Mindestens einmal pro Woche rede ich in der ehemaligen jüdischen Schule in Leer mit Schulkindern. Die kommen aus dem Umkreis. Das sind immer um die 40, 50 Schüler. Wir sprechen miteinander, und ich erzähle, was mir als Jugendlicher passiert ist. Das ist meiner Meinung nach immer eine sehr gute Zusammenarbeit. Der heutigen Jugend, also zukünftigen Politikern, zu erzählen, was damals geschah, ist mir eine Genugtuung.

Gab es dabei Momente, die Sie besonders berührt haben?
Die Schüler sind zwischen 14 und 17 Jahre alt. Sie wissen doch: Die meisten Jugendlichen scheinen normalerweise nicht zu wissen, was ihre Vorfahren gemacht haben, oder es wird zu Hause nicht darüber geredet. Doch die, die zu mir kommen, sind ganz offen, und manche erzählen sogar: Ja, mein Uropa ist ein SS-Mann gewesen. Das sind ganz normale Begegnungen mit den Jugendlichen. Die haben keine Scheu.

Was bedeutet es für Sie, heute als Jude in Deutschland zu leben?
Ich glaube, ich bin der einzige Jude in ganz Ostfriesland. Ich habe die meiste Zeit nur mit guten Bekannten zu tun, aber nicht mit der breiteren Öffentlichkeit. Wenn ich in guter Verfassung bin, dann gehe ich auch auf Demonstrationen.
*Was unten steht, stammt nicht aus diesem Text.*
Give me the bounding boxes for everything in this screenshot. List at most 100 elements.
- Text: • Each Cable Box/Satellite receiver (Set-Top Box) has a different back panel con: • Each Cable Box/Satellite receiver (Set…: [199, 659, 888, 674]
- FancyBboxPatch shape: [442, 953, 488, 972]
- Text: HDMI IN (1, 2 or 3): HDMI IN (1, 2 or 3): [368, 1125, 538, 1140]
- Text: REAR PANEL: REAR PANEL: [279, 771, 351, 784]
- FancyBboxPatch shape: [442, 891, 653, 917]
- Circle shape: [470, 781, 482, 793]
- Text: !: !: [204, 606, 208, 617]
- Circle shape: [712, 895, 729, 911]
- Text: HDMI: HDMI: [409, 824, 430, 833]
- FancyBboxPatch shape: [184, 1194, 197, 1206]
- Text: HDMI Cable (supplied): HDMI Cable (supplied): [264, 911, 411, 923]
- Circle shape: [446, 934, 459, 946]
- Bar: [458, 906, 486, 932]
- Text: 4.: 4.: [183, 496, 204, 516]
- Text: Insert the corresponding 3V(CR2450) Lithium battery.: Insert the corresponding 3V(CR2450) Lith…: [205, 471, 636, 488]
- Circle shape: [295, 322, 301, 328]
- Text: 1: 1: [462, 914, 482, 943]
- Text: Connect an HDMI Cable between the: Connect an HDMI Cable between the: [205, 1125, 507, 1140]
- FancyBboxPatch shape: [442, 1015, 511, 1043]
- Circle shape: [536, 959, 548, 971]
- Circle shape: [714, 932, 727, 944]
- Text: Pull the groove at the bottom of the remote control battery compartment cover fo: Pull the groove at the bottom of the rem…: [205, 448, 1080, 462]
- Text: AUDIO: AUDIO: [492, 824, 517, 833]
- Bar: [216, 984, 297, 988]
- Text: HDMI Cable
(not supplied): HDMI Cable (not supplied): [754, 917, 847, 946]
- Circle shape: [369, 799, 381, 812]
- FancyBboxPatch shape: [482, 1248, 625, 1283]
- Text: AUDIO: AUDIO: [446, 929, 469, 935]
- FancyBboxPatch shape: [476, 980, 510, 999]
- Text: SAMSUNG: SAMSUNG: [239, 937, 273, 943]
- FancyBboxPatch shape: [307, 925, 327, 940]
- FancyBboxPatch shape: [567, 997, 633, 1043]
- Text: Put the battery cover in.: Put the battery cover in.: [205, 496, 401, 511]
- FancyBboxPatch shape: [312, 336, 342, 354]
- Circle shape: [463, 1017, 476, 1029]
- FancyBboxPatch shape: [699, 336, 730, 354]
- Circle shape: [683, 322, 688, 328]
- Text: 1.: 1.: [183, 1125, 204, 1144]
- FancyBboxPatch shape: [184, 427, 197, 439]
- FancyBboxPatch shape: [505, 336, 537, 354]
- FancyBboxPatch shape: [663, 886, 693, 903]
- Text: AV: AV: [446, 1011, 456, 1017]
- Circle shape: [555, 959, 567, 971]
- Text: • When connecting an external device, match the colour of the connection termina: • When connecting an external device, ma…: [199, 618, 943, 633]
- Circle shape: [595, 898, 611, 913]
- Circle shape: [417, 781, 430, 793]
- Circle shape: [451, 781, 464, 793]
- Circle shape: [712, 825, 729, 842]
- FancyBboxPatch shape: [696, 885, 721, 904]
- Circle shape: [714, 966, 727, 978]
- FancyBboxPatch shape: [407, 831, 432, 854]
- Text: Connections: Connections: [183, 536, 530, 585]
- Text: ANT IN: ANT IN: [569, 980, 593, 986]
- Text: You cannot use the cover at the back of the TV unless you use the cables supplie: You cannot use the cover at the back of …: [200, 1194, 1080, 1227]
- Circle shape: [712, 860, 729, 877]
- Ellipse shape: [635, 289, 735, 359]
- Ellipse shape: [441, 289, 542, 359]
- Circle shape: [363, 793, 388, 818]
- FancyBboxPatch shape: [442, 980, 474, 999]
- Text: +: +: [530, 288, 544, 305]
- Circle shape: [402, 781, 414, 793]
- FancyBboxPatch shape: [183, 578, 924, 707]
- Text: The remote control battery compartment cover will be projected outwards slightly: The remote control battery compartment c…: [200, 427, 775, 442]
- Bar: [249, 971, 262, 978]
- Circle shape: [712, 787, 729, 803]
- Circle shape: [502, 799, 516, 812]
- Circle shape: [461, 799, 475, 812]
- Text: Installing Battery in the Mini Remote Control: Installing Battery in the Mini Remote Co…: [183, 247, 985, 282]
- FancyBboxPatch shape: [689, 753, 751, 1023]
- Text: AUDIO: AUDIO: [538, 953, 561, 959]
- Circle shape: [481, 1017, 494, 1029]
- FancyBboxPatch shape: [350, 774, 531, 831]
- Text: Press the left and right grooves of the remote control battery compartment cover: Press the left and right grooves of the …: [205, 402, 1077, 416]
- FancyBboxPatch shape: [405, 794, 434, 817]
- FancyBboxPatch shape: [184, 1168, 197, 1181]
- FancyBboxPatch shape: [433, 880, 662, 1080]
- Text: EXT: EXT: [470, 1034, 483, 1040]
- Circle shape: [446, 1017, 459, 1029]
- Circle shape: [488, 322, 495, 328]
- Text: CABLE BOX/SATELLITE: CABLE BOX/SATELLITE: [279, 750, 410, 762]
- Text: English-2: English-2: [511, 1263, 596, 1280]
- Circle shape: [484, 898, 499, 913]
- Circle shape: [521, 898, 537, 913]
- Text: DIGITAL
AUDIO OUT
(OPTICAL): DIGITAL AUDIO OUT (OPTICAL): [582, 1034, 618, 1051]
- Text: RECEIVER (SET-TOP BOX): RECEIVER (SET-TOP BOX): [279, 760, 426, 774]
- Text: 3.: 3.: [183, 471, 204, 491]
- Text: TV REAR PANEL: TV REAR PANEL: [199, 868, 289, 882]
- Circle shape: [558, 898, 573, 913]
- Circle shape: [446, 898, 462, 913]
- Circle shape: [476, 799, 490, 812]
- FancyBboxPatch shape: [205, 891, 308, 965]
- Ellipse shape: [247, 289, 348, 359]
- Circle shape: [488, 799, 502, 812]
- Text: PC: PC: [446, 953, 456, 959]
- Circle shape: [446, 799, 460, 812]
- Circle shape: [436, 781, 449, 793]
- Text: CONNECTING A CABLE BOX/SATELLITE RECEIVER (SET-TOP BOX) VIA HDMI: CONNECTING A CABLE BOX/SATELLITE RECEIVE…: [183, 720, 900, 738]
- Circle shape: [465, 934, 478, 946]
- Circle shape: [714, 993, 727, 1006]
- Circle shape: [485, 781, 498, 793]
Aber die meiste Zeit bin ich im Ruhestand, wie man sagt, und bleibe in meiner Wohnung.

Ich gehe natürlich davon aus, dass Sie 120 Jahre alt werden. Was haben Sie noch vor?
Ich bin einigermaßen gesund für mein Alter. Ich weiß, mein Körper hat sehr nachgelassen. Aber mein Kopf ist noch ganz klar. Ich habe ein Radio, und meine Betreuerin liest mir regelmäßig Bücher vor, meistens über die Geschichte des Holocaust. Ich werde überall hingehen, wo ich ein gutes Werk tun und den Leuten erklären kann, was uns Juden hier in der Nazizeit passiert ist.

Mit dem Schoa-Überlebenden und Zeitzeugen sprach Till Schmidt.